Pulmonary complications mostly occur in the postoperative period. Our results showed that pulmonary function testing (FVC and FEV1) of both groups was impaired to different extents after the blocks. Diaphragmatic paralysis could not increase the transverse and anteroposterior diameter of the thoracic cavity, so that the volume of the lungs could not be increased correspondingly [30]. As a result, the patient's lung volume at the end of inhalation was reduced, the initial length of the muscle fibers was shortened, and the ability of muscle contraction was reduced, leading to a decline in lung function. In the one-way repeated-measures ANOVA analysis, FVC and FEV1 of group S was recovered after 12 h of blockade in our study, while in group I they were not, which seemed to go hand in hand with diaphragm mobility. The change of lung function may be related to the degree of diaphragm paralysis [31, 32]. Although possibly related to regional anesthesia, ventilation under general anesthesia could also be associated with exposure to lung injury. However, this should have little effect on the results, since it should be equally distributed between group S and group I.

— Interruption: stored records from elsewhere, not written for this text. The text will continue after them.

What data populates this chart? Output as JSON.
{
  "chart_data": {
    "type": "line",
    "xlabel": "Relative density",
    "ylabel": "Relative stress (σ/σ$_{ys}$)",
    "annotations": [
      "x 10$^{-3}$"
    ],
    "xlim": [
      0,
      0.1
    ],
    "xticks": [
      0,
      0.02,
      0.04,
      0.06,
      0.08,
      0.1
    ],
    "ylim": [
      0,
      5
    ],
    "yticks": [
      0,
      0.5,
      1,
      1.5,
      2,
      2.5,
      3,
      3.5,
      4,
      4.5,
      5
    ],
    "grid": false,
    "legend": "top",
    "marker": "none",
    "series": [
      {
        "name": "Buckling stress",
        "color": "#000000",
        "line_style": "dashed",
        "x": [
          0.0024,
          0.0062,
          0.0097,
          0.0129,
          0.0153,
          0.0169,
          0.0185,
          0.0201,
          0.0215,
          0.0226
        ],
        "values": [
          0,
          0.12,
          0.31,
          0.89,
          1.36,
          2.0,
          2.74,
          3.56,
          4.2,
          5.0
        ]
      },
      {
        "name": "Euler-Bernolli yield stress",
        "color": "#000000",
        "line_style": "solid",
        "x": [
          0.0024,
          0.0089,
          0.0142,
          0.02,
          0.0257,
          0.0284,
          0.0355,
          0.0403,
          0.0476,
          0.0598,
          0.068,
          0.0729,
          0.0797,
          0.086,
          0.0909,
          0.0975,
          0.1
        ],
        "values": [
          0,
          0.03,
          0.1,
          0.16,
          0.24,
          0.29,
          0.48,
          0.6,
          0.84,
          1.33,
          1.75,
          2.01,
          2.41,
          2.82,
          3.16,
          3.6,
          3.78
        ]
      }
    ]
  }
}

The differences in analgesic effect just failed to reach statistical significance at T30min, T4, T8, and T12. The recovery of motor and sensorimotor functions was not different between the two groups. We found no significant difference in the adverse events between the two groups, even though Horner syndrome, nausea, and vomiting had a trend toward a difference between the two groups. We hypothesized that the incidence of nausea and vomiting may be affected by the anesthesia induction was performed by endotracheal intubation which can bias these results.
Our study has several limitations. Considering compliance to the treatment of the patients, our measurements pertained only to the 12 h postoperative period, and thus the recovery time of respiratory function in group I needs to be explored in larger, longer-term studies.